If Mannequin is any evidence, Ch’oe Yun is a writer’s writer. This 2003 novel, only now released in English translation, is a dreamlike reflection on beauty and human existence.
Both challenging and subtle in construction, the novel deals in impressions rather than plot. The story, to which atmosphere clings like mist on a hillside, centers around Jini, a young (teenage) advertising model and the mannequin of the title. A commercial success, she has been been used to promote products since she was a baby, lifting her family out of poverty in the process. Cherished yet controlled, she finally throws it all over and runs away.

Except for Jini, the characters are known through mostly sea-inspired nicknames: her siblings Starfish and Shark, her mother Agar-Agar, her manager Conch.
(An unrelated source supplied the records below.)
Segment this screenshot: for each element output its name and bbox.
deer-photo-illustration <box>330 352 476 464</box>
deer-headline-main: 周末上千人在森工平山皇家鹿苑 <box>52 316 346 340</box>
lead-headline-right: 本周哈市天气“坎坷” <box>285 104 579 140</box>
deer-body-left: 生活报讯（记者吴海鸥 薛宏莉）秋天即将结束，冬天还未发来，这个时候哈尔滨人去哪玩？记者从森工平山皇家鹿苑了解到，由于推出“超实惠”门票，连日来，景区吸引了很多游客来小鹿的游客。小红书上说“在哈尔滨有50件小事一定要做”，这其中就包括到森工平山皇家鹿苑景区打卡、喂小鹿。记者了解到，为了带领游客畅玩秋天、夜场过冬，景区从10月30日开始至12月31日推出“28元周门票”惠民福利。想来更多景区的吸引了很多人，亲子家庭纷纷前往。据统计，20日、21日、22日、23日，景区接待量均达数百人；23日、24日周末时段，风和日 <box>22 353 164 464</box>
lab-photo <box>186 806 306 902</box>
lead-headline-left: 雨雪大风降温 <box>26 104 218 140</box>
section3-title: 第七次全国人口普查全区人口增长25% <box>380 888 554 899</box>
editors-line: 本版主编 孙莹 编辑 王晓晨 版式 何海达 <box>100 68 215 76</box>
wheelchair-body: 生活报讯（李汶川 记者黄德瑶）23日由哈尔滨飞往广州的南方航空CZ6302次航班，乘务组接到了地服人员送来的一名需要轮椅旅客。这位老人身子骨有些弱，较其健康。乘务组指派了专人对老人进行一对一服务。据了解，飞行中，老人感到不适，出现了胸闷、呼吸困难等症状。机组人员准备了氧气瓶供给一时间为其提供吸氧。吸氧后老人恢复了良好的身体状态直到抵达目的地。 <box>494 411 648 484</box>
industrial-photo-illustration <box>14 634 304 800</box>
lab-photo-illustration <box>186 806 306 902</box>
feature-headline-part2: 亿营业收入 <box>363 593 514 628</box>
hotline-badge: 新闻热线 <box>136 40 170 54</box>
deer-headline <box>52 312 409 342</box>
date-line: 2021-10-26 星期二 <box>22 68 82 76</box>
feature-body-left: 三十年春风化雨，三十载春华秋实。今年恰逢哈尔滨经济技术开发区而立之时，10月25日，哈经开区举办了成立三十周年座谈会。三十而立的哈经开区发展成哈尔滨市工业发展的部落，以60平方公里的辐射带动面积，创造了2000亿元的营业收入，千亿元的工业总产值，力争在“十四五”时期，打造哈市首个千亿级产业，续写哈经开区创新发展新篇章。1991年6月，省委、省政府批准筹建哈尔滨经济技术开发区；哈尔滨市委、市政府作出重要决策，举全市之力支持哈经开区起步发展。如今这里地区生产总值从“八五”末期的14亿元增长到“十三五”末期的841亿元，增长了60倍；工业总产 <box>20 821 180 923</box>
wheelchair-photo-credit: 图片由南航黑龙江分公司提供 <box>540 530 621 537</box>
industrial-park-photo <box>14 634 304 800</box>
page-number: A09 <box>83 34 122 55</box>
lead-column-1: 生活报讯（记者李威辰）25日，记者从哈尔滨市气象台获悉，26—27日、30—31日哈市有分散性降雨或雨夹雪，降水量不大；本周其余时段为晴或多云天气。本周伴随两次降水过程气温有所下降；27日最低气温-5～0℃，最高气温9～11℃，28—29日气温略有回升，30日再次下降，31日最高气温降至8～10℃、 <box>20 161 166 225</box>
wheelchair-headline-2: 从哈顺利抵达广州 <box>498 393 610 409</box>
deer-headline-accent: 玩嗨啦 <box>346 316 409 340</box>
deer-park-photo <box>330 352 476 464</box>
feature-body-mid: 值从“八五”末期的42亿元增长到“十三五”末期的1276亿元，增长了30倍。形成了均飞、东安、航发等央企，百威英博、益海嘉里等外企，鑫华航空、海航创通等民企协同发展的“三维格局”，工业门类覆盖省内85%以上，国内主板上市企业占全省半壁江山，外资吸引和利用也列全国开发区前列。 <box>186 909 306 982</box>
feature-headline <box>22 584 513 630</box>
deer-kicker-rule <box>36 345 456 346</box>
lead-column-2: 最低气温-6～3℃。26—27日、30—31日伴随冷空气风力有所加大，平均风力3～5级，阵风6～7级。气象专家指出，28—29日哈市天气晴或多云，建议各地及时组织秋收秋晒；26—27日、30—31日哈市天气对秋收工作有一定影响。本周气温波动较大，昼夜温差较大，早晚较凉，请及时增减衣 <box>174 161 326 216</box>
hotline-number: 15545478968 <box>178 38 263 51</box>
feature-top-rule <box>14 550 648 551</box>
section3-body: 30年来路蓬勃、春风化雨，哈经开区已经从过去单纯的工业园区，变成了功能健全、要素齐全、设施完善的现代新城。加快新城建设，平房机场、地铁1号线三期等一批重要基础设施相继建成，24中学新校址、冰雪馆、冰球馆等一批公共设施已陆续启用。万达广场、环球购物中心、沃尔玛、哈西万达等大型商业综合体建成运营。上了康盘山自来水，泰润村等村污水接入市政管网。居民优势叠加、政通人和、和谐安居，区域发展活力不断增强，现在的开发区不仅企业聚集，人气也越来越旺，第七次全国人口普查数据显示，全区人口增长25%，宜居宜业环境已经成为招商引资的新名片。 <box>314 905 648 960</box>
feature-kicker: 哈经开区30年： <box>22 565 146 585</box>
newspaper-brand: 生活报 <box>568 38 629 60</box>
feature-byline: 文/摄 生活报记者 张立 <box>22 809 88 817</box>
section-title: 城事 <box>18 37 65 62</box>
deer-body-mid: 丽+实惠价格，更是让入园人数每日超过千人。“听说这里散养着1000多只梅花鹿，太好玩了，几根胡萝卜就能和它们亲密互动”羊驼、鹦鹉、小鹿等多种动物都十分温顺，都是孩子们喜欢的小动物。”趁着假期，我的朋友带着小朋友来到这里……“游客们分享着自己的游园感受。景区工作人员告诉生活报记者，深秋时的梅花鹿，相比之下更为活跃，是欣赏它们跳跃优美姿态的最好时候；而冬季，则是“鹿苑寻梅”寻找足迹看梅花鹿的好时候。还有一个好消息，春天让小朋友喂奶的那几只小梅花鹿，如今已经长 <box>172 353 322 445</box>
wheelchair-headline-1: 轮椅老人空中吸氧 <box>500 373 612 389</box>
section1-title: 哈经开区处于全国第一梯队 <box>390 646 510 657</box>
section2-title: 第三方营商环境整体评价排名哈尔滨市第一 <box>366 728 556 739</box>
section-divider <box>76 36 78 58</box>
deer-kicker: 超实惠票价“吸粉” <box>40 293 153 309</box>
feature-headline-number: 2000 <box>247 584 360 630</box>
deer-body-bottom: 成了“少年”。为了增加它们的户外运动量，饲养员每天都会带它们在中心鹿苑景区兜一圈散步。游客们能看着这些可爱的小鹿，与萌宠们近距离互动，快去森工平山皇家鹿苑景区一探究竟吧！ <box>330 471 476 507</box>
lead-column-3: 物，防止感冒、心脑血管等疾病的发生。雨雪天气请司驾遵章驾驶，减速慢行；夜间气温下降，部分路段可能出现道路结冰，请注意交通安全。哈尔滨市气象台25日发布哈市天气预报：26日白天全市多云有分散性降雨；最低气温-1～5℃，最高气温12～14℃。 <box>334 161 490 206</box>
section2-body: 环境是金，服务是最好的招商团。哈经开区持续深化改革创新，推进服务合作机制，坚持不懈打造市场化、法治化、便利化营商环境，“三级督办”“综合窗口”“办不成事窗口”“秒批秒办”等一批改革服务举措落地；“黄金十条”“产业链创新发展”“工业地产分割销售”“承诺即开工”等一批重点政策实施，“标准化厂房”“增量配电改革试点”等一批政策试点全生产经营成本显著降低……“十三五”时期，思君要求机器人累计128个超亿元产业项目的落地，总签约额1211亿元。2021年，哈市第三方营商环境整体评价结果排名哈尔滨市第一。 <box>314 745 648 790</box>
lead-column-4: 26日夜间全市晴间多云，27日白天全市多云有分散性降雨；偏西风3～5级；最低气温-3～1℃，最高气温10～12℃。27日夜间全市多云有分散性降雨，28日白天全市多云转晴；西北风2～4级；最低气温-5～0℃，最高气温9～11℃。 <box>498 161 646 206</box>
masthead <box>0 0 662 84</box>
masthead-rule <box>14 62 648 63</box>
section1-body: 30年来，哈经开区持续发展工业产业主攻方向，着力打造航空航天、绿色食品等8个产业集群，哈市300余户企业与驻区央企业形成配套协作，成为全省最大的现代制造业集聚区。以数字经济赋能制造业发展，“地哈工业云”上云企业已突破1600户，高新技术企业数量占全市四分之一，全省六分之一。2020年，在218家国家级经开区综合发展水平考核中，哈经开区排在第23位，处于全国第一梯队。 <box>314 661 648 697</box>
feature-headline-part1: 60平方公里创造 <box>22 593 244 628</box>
The sea, indeed, appears throughout the book as a setting, an objective, and a metaphor.
Jini’s sudden disappearance throws everyone’s lives into disarray; those whose existence depended on hers are suddenly at a complete loss. A second intertwined narrative involves Lionfish who, on a pre-wedding diving holiday with his fiancée D, aka Pink Anemone, sees a young woman “curled up like a baby in its mother’s womb and wearing an almost transparent suit of blue, nearly indistinguishable from the color of the sea” drifted down towards them.
There was no stirring on the peaceful expression on her face, an intensely gentle expression that suddenly touched my heart…
It was Jini filming an air conditioner advertisement.
This marriage ends in almost immediate tragedy, but Lionfish is left with the image of his “little goddess”.
Jini goes off into the world to interact with it in her own unique way. She takes trains, stays in cheap hotels, squats; the evident squalor never seems to touch her. Lionfish sets out on a quest to find her. The details of the story matter less, perhaps, than the way the book is subtly permeated with questions and contradictions.
Atmosphere clings to the story like mist on a hillside.
Jini never interacts with other people in the normal plane. She is, for one thing, mute, perhaps voluntarily but she stopped speaking at age nine due to an incident of apparent violence. She communicates physically, by touch and through dance, almost spiritually. She is beautiful, uniquely so, yet because she is used in product advertisements, often just a part of her body at a time, the general public seem to have no clear idea whom she is, a sort of anonymity which allows her her to run away and not be recognised by, apparently, anyone.
Jini, in other words, although she can touch people instinctively, remains distant, unknowable even, perhaps, to herself. The various characters express themselves in the first-person, except that is for Jini—and interestingly, her mother—whose stories are told in the third. The other characters express themselves directly; Jini remains veiled. So while Jini is searching for an independent human existence, she is simultaneously a symbol and allegory. She never shucks the latter off; it seems to be part of her.
Ch’oe Yun is a professor of French literature, and one can perhaps hear echoes of this in her novel. Stylistically certainly, but Jini might well appear in Western literature as an angel. Jung Yewon’s translation is accomplished, with limpid, poetic prose reserved for the passages about Jini.